2 major issues with FVA?
- Procyclicality.
- Problems in the illiquid markets.
Explain FVA Procyclicality?
- Procyclicality means => exacerbating market cycles.
- Good market conditions due to the economic cycle => market prices make firms, especially banks look strong on paper.
- Bad market conditions => the prices reflect bad financial health / performance of organisations => making investors worried.
# Worried investors => affect market sentiment => leads to fire sales of assets => more decreases in asset values => further declines in asset prices. - Conclusion:
# It is argued that relying solely on market prices to determine the value of assets is flawed.
# It is said to have become the reason for market crashes and Financial Crises 2007-2008.
Explain FVA causes major problems in illiquid markets?
- complex financial instruments especially => mismatch in assets available for sale and number of buyers interested in them => causes market prices to become strange => difficult to tell the worth of these assets based on their ability to generate money in the future.
- Gives huge problems to many organisations and institutions especially banks.
- Decrease in the value of the assets => banks to reflect the decreased value of these assets => decrease in the amount of money that belongs to the shareholders of the bank.

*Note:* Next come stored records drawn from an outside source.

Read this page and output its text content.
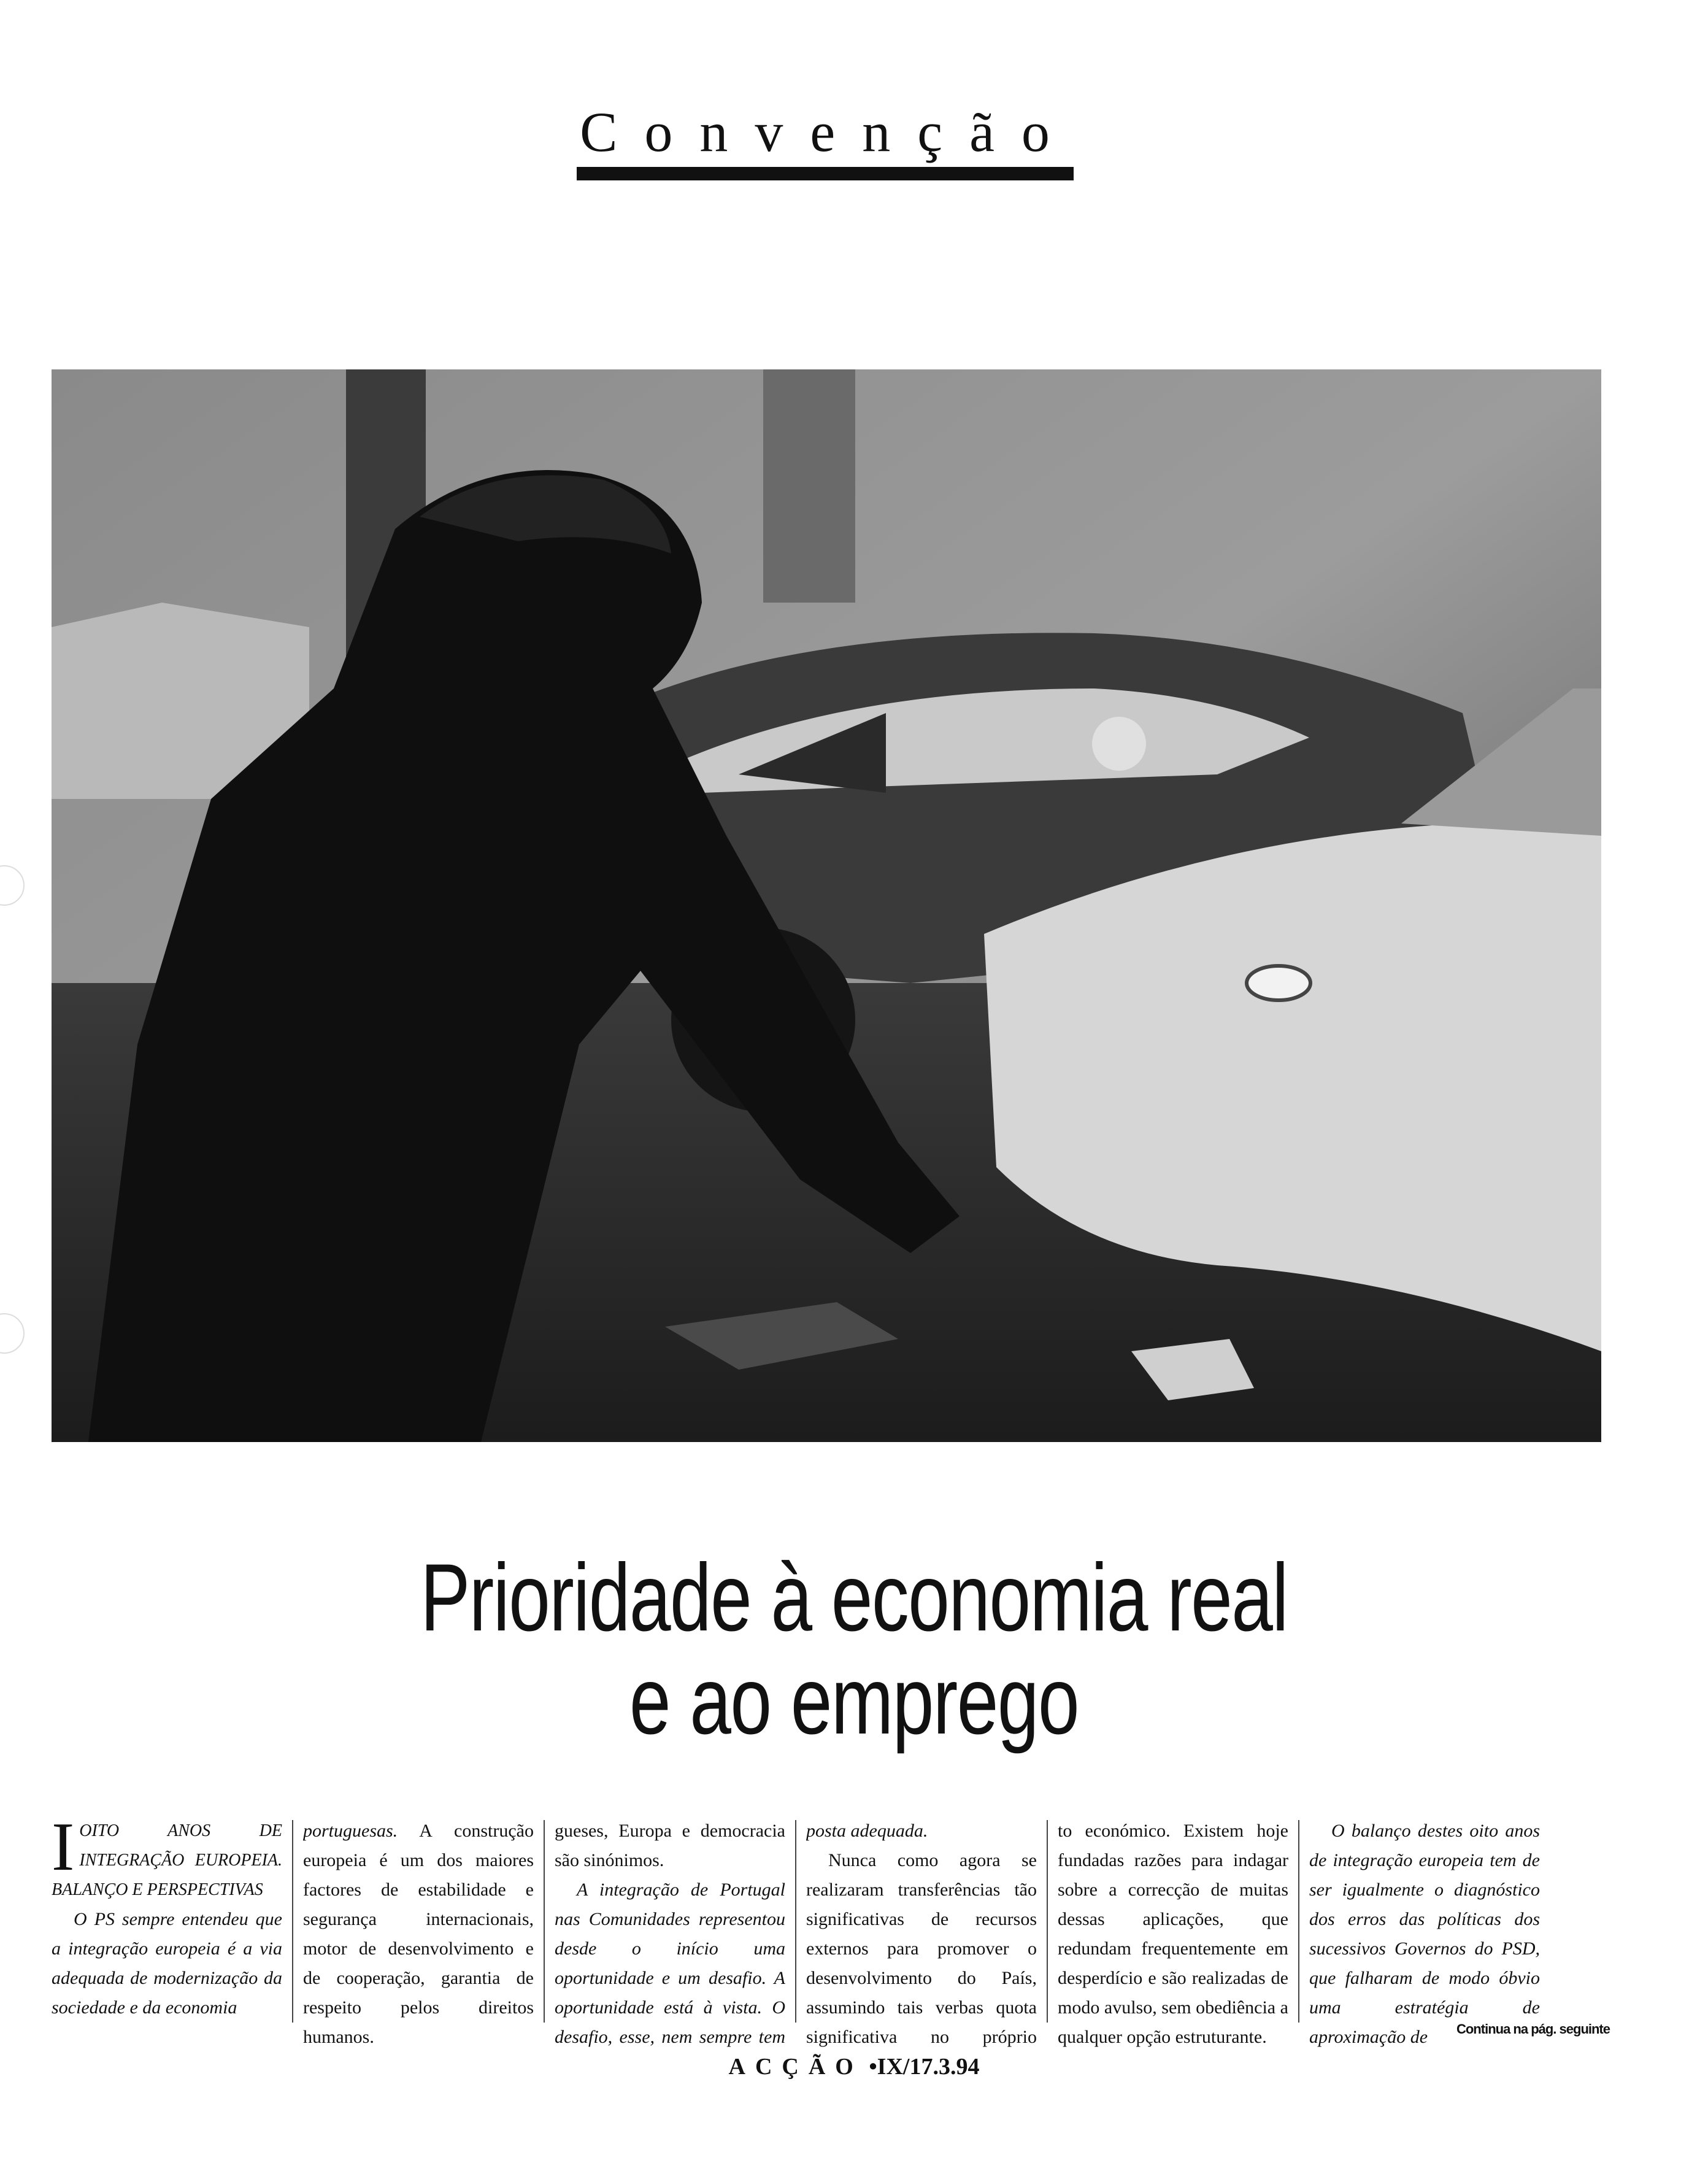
Convenção
Prioridade à economia real
e ao emprego

I OITO ANOS DE INTEGRAÇÃO EUROPEIA. BALANÇO E PERSPECTIVAS

O PS sempre entendeu que a integração europeia é a via adequada de modernização da sociedade e da economia

portuguesas. A construção europeia é um dos maiores factores de estabilidade e segurança internacionais, motor de desenvolvimento e de cooperação, garantia de respeito pelos direitos humanos.

gueses, Europa e democracia são sinónimos.

A integração de Portugal nas Comunidades representou desde o início uma oportunidade e um desafio. A oportunidade está à vista. O desafio, esse, nem sempre tem

posta adequada.

Nunca como agora se realizaram transferências tão significativas de recursos externos para promover o desenvolvimento do País, assumindo tais verbas quota significativa no próprio

to económico. Existem hoje fundadas razões para indagar sobre a correcção de muitas dessas aplicações, que redundam frequentemente em desperdício e são realizadas de modo avulso, sem obediência a qualquer opção estruturante.

O balanço destes oito anos de integração europeia tem de ser igualmente o diagnóstico dos erros das políticas dos sucessivos Governos do PSD, que falharam de modo óbvio uma estratégia de aproximação de	Continua na pág. seguinte
ACÇÃO •IX/17.3.94
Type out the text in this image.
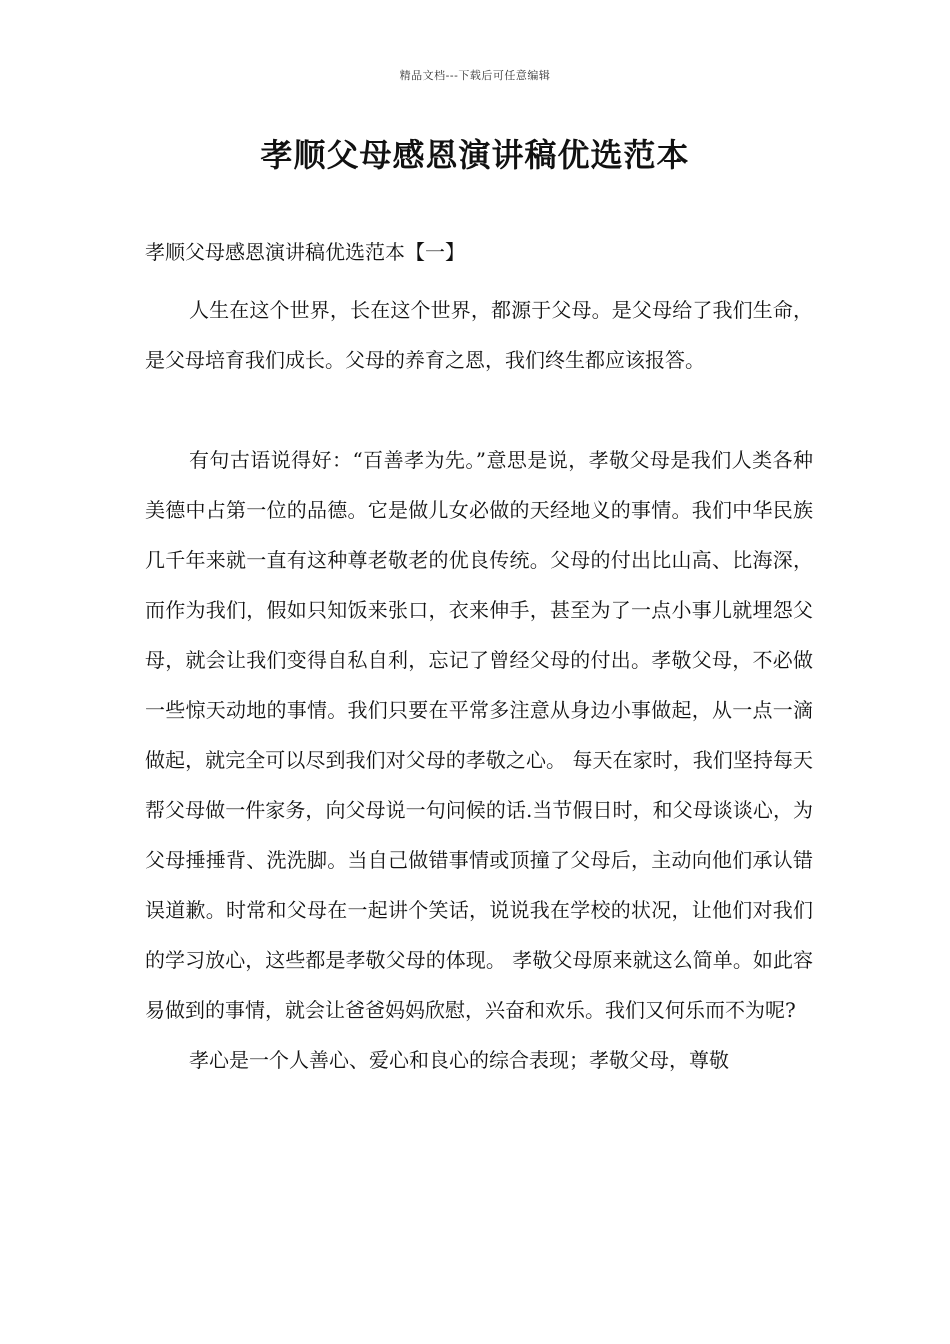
精品文档---下载后可任意编辑
孝顺父母感恩演讲稿优选范本
孝顺父母感恩演讲稿优选范本【一】

人生在这个世界，长在这个世界，都源于父母。是父母给了我们生命，是父母培育我们成长。父母的养育之恩，我们终生都应该报答。

有句古语说得好：“百善孝为先。”意思是说，孝敬父母是我们人类各种美德中占第一位的品德。它是做儿女必做的天经地义的事情。我们中华民族几千年来就一直有这种尊老敬老的优良传统。父母的付出比山高、比海深，而作为我们，假如只知饭来张口，衣来伸手，甚至为了一点小事儿就埋怨父母，就会让我们变得自私自利，忘记了曾经父母的付出。孝敬父母，不必做一些惊天动地的事情。我们只要在平常多注意从身边小事做起，从一点一滴做起，就完全可以尽到我们对父母的孝敬之心。 每天在家时，我们坚持每天帮父母做一件家务，向父母说一句问候的话.当节假日时，和父母谈谈心，为父母捶捶背、洗洗脚。当自己做错事情或顶撞了父母后，主动向他们承认错误道歉。时常和父母在一起讲个笑话，说说我在学校的状况，让他们对我们的学习放心，这些都是孝敬父母的体现。 孝敬父母原来就这么简单。如此容易做到的事情，就会让爸爸妈妈欣慰，兴奋和欢乐。我们又何乐而不为呢?

孝心是一个人善心、爱心和良心的综合表现；孝敬父母，尊敬
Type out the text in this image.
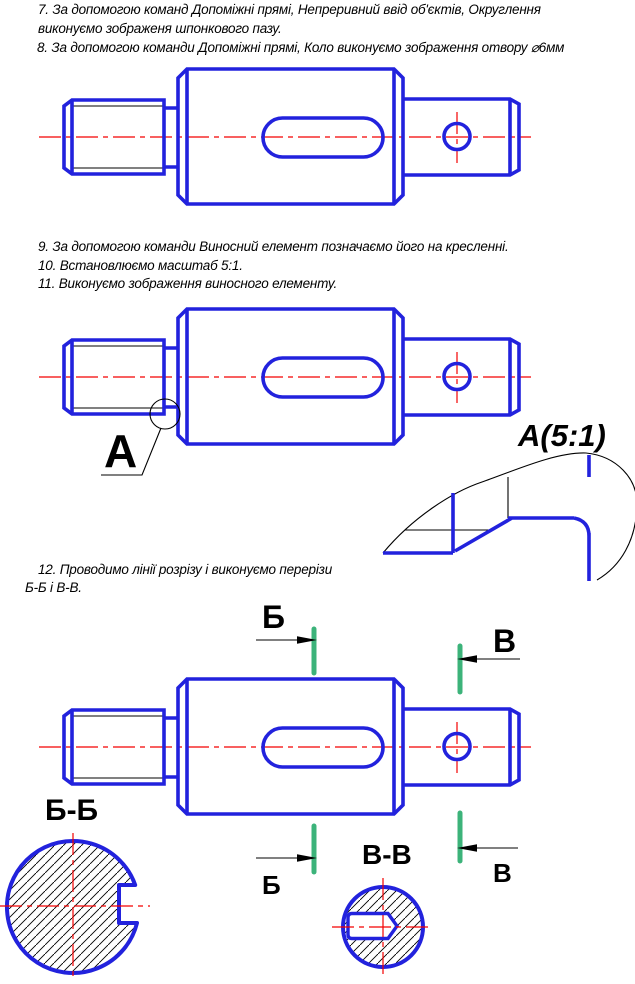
А	А(5:1)
Б
В
Б	В
Б-Б
В-В
7. За допомогою команд Допоміжні прямі, Непреривний ввід об'єктів, Округлення
виконуємо зображеня шпонкового пазу.
8. За допомогою команди Допоміжні прямі, Коло виконуємо зображення отвору ⌀6мм
9. За допомогою команди Виносний елемент позначаємо його на кресленні.
10. Встановлюємо масштаб 5:1.
11. Виконуємо зображення виносного елементу.
12. Проводимо лінії розрізу і виконуємо перерізи
Б-Б і В-В.
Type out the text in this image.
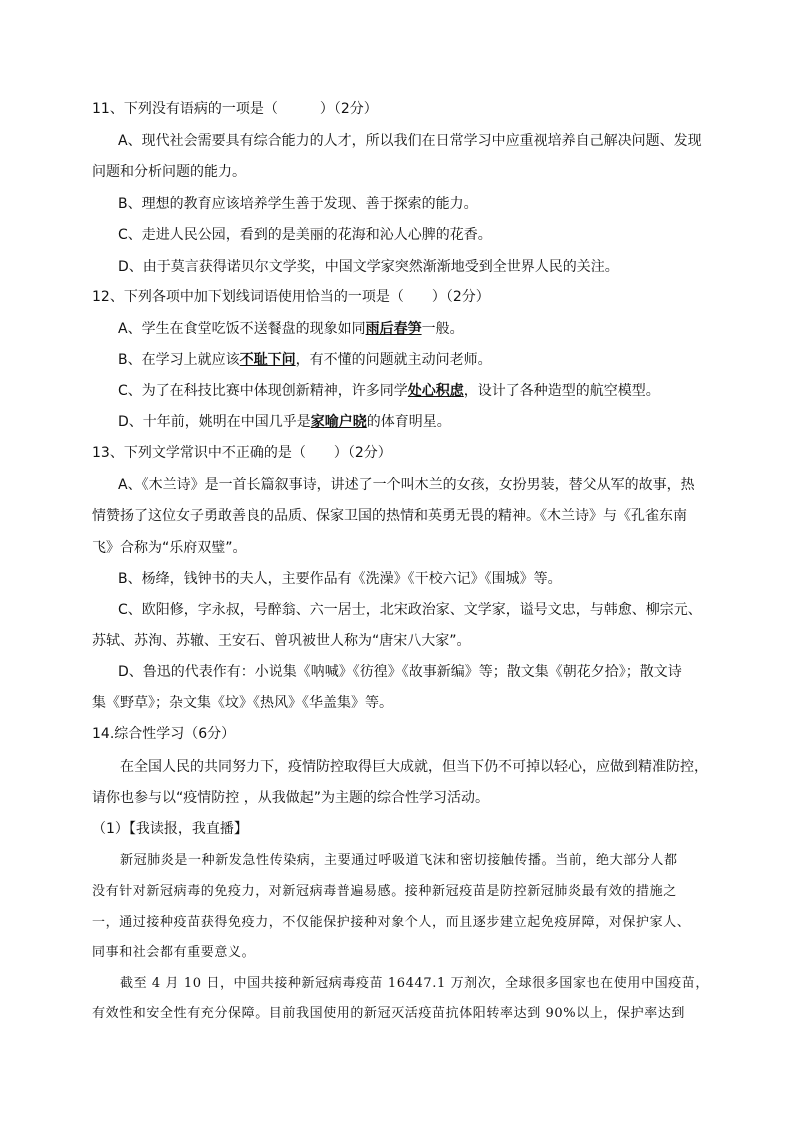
11、下列没有语病的一项是（　　　）（2分）
A、现代社会需要具有综合能力的人才，所以我们在日常学习中应重视培养自己解决问题、发现
问题和分析问题的能力。
B、理想的教育应该培养学生善于发现、善于探索的能力。
C、走进人民公园，看到的是美丽的花海和沁人心脾的花香。
D、由于莫言获得诺贝尔文学奖，中国文学家突然渐渐地受到全世界人民的关注。
12、下列各项中加下划线词语使用恰当的一项是（　　）（2分）
A、学生在食堂吃饭不送餐盘的现象如同雨后春笋一般。
B、在学习上就应该不耻下问，有不懂的问题就主动问老师。
C、为了在科技比赛中体现创新精神，许多同学处心积虑，设计了各种造型的航空模型。
D、十年前，姚明在中国几乎是家喻户晓的体育明星。
13、下列文学常识中不正确的是（　　）（2分）
A、《木兰诗》是一首长篇叙事诗，讲述了一个叫木兰的女孩，女扮男装，替父从军的故事，热
情赞扬了这位女子勇敢善良的品质、保家卫国的热情和英勇无畏的精神。《木兰诗》与《孔雀东南
飞》合称为“乐府双璧”。
B、杨绛，钱钟书的夫人，主要作品有《洗澡》《干校六记》《围城》等。
C、欧阳修，字永叔，号醉翁、六一居士，北宋政治家、文学家，谥号文忠，与韩愈、柳宗元、
苏轼、苏洵、苏辙、王安石、曾巩被世人称为“唐宋八大家”。
D、鲁迅的代表作有：小说集《呐喊》《彷徨》《故事新编》等；散文集《朝花夕拾》；散文诗
集《野草》；杂文集《坟》《热风》《华盖集》等。
14.综合性学习（6分）
在全国人民的共同努力下，疫情防控取得巨大成就，但当下仍不可掉以轻心，应做到精准防控，
请你也参与以“疫情防控 ，从我做起”为主题的综合性学习活动。
（1）【我读报，我直播】
新冠肺炎是一种新发急性传染病，主要通过呼吸道飞沫和密切接触传播。当前，绝大部分人都
没有针对新冠病毒的免疫力，对新冠病毒普遍易感。接种新冠疫苗是防控新冠肺炎最有效的措施之
一，通过接种疫苗获得免疫力，不仅能保护接种对象个人，而且逐步建立起免疫屏障，对保护家人、
同事和社会都有重要意义。
截至 4 月 10 日，中国共接种新冠病毒疫苗 16447.1 万剂次，全球很多国家也在使用中国疫苗，
有效性和安全性有充分保障。目前我国使用的新冠灭活疫苗抗体阳转率达到 90%以上，保护率达到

- Banks have to comply with the capital regulatory requirements.
# When FVA leads to losses => banks have to attract additional funds from investors at discounted rates (low prices, hurts current shareholders)
# or they might stop lending as much, which could slow down the economy. - Conclusion:
Banks argue to use HCA => as it provides a more stable and reliable method for valuing assets and liabilities => particularly during times of market volatility.
What is Capital Regulatory Requirements?
the amount of capital that institutions such as banks and insurance companies are required to hold by regulatory authorities =>
to ensure their financial stability and ability to absorb losses =>
act as a buffer during financial shocks =>
designed to protect depositors, policyholders and other stakeholders from the risk of insolvency and default.